Resultaten Milieueffectrapportage
Voor de planvorming in Ede-Oost heeft de gemeente Ede een milieueffectrapportage (MER) op laten stellen. Een belangrijk onderdeel van het MER-onderzoek bestond uit het vergelijken van verschillende verkeersvarianten. Nieuwe wegen moeten helpen om de problemen op het bestaande wegennet in Ede nu en in de toekomst op te lossen en om de nieuwe wijk Ede-Oost te ontsluiten.

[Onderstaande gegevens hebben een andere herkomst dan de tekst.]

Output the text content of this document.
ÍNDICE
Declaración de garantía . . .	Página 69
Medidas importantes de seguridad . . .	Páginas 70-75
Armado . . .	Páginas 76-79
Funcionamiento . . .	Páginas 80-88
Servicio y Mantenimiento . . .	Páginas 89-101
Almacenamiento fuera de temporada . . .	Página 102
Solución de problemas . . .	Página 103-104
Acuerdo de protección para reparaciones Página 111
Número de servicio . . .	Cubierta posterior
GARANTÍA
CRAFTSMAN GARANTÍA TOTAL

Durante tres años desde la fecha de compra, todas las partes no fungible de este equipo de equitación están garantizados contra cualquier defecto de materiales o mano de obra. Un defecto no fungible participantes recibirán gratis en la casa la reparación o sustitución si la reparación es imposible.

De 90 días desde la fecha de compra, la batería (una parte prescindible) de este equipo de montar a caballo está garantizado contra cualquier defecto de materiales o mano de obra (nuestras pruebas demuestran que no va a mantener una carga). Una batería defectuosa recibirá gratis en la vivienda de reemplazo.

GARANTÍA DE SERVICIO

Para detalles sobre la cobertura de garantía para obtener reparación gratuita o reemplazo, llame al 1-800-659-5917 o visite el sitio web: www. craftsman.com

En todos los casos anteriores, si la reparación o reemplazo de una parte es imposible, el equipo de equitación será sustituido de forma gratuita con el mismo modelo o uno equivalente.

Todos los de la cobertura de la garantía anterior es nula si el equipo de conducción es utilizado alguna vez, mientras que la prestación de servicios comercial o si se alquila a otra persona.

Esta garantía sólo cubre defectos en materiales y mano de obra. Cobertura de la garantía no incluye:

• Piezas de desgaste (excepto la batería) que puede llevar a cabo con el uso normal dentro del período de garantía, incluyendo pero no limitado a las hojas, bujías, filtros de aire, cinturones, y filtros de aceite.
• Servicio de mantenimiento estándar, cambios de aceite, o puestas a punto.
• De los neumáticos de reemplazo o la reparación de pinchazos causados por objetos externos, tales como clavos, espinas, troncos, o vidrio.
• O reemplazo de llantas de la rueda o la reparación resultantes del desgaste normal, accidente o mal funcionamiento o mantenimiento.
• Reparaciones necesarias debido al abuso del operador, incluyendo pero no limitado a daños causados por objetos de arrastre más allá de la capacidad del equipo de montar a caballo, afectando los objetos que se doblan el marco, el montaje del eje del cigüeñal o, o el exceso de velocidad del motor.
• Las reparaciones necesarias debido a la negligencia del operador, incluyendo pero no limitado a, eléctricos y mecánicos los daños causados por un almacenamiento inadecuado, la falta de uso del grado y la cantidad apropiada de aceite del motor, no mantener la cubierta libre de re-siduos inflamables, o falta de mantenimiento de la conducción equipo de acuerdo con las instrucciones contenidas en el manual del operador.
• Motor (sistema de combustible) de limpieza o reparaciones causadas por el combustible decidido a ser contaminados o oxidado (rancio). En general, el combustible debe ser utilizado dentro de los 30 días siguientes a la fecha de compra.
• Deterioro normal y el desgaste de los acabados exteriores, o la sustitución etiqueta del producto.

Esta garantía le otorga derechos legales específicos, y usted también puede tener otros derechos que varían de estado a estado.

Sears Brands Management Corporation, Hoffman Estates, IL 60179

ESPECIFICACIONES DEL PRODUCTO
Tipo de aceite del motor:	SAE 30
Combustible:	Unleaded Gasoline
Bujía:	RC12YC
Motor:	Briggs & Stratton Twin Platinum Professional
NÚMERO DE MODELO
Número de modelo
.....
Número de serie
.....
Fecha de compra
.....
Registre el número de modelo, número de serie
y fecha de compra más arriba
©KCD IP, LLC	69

Na een uitgebreid trechteringsproces zijn uiteindelijk 6 varianten met elkaar vergeleken.

Uit het MER-rapport blijkt dat variant A1 het meest milieuvriendelijke alternatief (MMA) is, maar dat de verschillen met alternatief A2 en C klein zijn. Variant A1 loopt langs de rand van de bebouwing van Ede (Maandereng) en gaat dicht in de buurt van het bestaande Bovenbuurtwegviaduct onder de A12 door. Ook vanuit verkeerskundig oogpunt en voor wat betreft de ruimtelijke kwaliteit scoort deze variant het beste. Toch kiest het college niet voor deze variant, omdat deze ten koste zou gaan van een deel van het terrein van kinderboerderij De Kleine Hofstede. Bovendien loopt deze variant erg dicht langs de rand van de Maandereng en belemmert ze de verdere ontwikkelingen van de sportvelden in dit deel van Ede. De varianten A2 en C scoren vanuit milieuoogpunt bezien bijna net zo goed als de A1-variant. Variant C (een verbinding tussen de Edeseweg en de Poortwachter ten zuiden van de A12 die ter hoogte van het Opellaterrein aansluit op de Edeseweg) scoort op andere onderdelen (inpassing, meer overlast) slechter. Daarom kiest het college niet voor C.

G en I gaan ten koste van natuurgebied
Variant G (een halve aansluiting op de A12 bij de Edeseweg en een halve aansluiting bij de Poortwachter met parallelbanen aan beide zijden van de A12) gaat ten koste van een klein deel van het beschermd natuurgebied Hoekelum en is daarom procedureel moeilijker te realiseren. Ook voor de ontwikkeling van het Opellaterrein (het voormalige Streekziekenhuis) is deze variant minder gunstig. De varianten die de nieuwe woonwijk niet in westelijke, maar in oostelijke richting ontsluiten (I2 en I4) gaan ten koste van beschermd natuurgebied. Deze varianten lossen bovendien de problemen op de bestaande oost-west verbindingen (Zandlaan/Frans Halslaan/Willy Brandtlaan en Emmalaan/Tooroplaan) niet op.
Het college wil echter toch ruimte bieden aan het maatschappelijk debat over de vraag of de nieuwe ontsluiting van Ede in oostelijke of in westelijke richting plaats moet vinden. Daarom blijft de I4 variant toch in studie.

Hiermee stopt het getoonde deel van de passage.